代表的なのが損益通算譲渡損失の繰越控除です。

株の損失は利益と相殺できる場合がある

上場株式等の売買で損失が出た場合、 同じ年に発生した上場株式等の譲渡益などと相殺できる場合があります。 これを損益通算といいます。


A銘柄 +80万円
B銘柄 -50万円

この場合、一定の条件の下では差し引きした +30万円を基準に税額を計算します。

配当と損益通算できる場合もある

上場株式等の譲渡損失は、 一定の要件を満たして確定申告を行うことで、 申告分離課税を選択した上場株式等の配当所得等と 損益通算できる場合があります。

なお、特定口座(源泉徴収あり)で配当等を受け入れている場合など、 証券会社の口座内で損益通算されるケースもあります。

控除しきれない損失は翌年以後3年間繰り越せる

その年の利益や対象となる配当等と相殺しても損失が残る場合、 一定の要件を満たして確定申告をすることで、 その損失を翌年以後3年間繰り越すことができます。


2026年 -100万円
2027年 +60万円
2028年 +40万円

必要な確定申告を行い、その他の要件を満たしていれば、 2026年の損失を翌年以後の対象となる利益から控除できます。

損失を繰り越すには確定申告が重要

譲渡損失の繰越控除を利用する場合は、 所定の書類を添付した確定申告が必要です。 また、繰越控除を継続して利用するためには、 原則としてその後の年も必要な確定申告を行う必要があります。

覚えておきたいポイント
  • 株で損失が出ても、税制上まったく意味がなくなるとは限らない
  • 上場株式等の利益や一定の配当等と損益通算できる場合がある
  • 控除しきれない損失は、一定の要件で翌年以後3年間繰り越せる
  • 制度を利用するには確定申告が必要になる場合がある

NISAの損失は損益通算できない

注意したいのがNISA口座です。 NISA口座で保有する上場株式等を売却して損失が発生しても、 税制上はその損失がなかったものとみなされます。
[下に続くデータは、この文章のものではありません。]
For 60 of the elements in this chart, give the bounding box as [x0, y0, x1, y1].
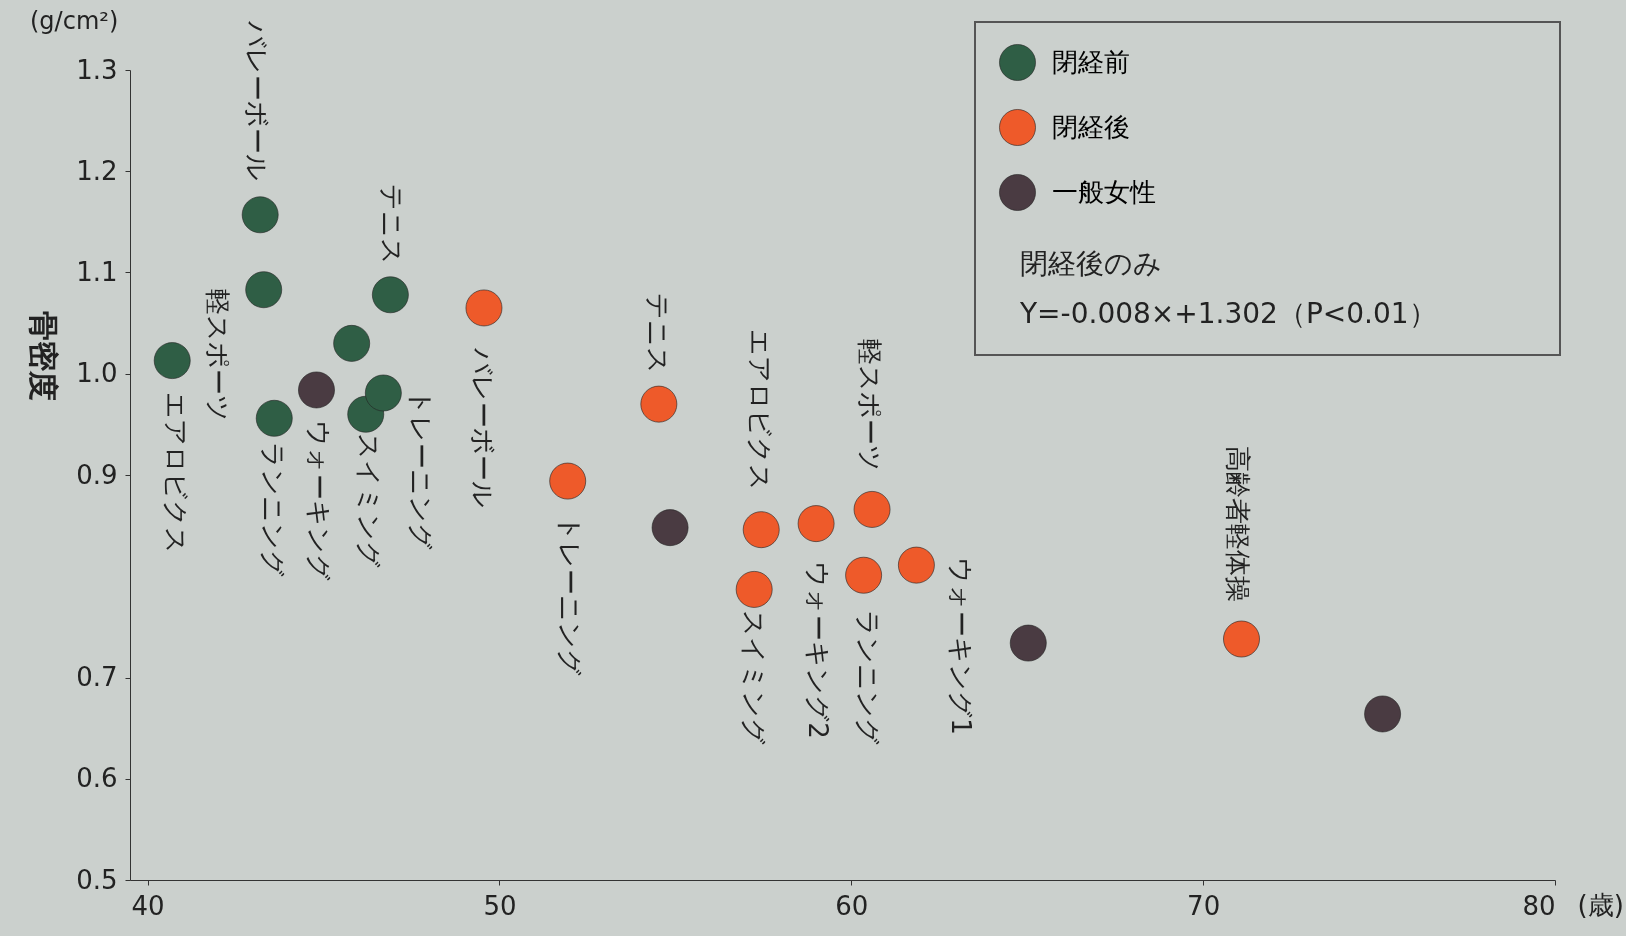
point — [845, 556, 882, 594]
annotation: テニス — [377, 183, 407, 265]
point — [1009, 624, 1047, 662]
point — [853, 491, 891, 528]
point — [333, 325, 370, 362]
point — [153, 342, 191, 379]
point — [742, 511, 780, 548]
point — [549, 462, 587, 500]
annotation: 高齢者軽体操 — [1223, 446, 1253, 602]
point — [365, 374, 402, 412]
point — [372, 276, 409, 314]
point — [1364, 695, 1401, 733]
y-axis-title: 骨密度 — [25, 310, 61, 401]
annotation: ランニング — [853, 609, 883, 745]
annotation: Y=-0.008×+1.302（P<0.01） — [1019, 297, 1437, 330]
text: (g/cm²) — [30, 7, 119, 35]
y-tick-label: 0.6 — [76, 763, 118, 794]
point — [1223, 620, 1260, 658]
y-tick-label: 0.9 — [76, 459, 118, 490]
annotation: 軽スポーツ — [855, 338, 885, 472]
x-tick-label: 60 — [835, 890, 869, 921]
annotation: スイミング — [739, 609, 769, 745]
annotation: ウォーキング2 — [803, 561, 833, 739]
annotation: ウォーキング — [304, 419, 334, 581]
annotation: トレーニング — [406, 388, 436, 550]
point — [651, 509, 689, 546]
x-tick-label: 80 — [1522, 890, 1556, 921]
point — [797, 505, 835, 542]
annotation: エアロビクス — [161, 392, 191, 554]
annotation: ランニング — [258, 441, 288, 577]
annotation: ウォーキング1 — [946, 557, 976, 735]
legend-label: 閉経後 — [1052, 111, 1130, 142]
point — [640, 385, 678, 423]
y-tick-label: 0.7 — [76, 662, 118, 692]
annotation: 閉経後のみ — [1020, 247, 1162, 280]
point — [298, 371, 335, 409]
annotation: トレーニング — [555, 514, 585, 676]
legend-label: 一般女性 — [1052, 176, 1156, 207]
annotation: テニス — [643, 292, 673, 374]
point — [245, 271, 283, 308]
annotation: スイミング — [354, 432, 384, 568]
y-tick-label: 1.2 — [76, 155, 118, 186]
x-tick-label: 40 — [131, 890, 165, 921]
legend-label: 閉経前 — [1052, 46, 1130, 77]
annotation: バレーボール — [242, 20, 272, 181]
x-axis-title: (歳) — [1577, 889, 1624, 920]
annotation: 軽スポーツ — [203, 288, 233, 422]
annotation: エアロビクス — [745, 329, 775, 491]
y-tick-label: 0.5 — [76, 864, 118, 895]
point — [898, 546, 935, 584]
x-tick-label: 50 — [483, 890, 517, 921]
point — [241, 196, 279, 234]
point — [255, 400, 293, 437]
y-tick-label: 1.1 — [76, 257, 118, 287]
point — [465, 289, 503, 327]
point — [735, 571, 773, 608]
annotation: バレーボール — [468, 347, 498, 508]
y-tick-label: 1.3 — [76, 54, 118, 85]
x-tick-label: 70 — [1187, 890, 1221, 921]
y-tick-label: 1.0 — [76, 358, 118, 389]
そのため、NISA口座の損失を特定口座や一般口座の利益と 損益通算したり、翌年以後へ繰り越したりすることはできません。

注意
この記事は株式投資に関する税制の一般的な仕組みを説明するものです。 口座の種類、取引内容、配当の受取方法などによって税務上の扱いが異なる場合があります。 実際の申告については、国税庁、税務署または税理士等へご確認ください。

「負けたら終わり、勝ったら税金」ではない

株式投資では利益に対して税金が発生する一方、 損失についても損益通算や繰越控除などの制度があります。

投資では銘柄分析だけでなく、 こうした税金の基本ルールを理解しておくことも重要です。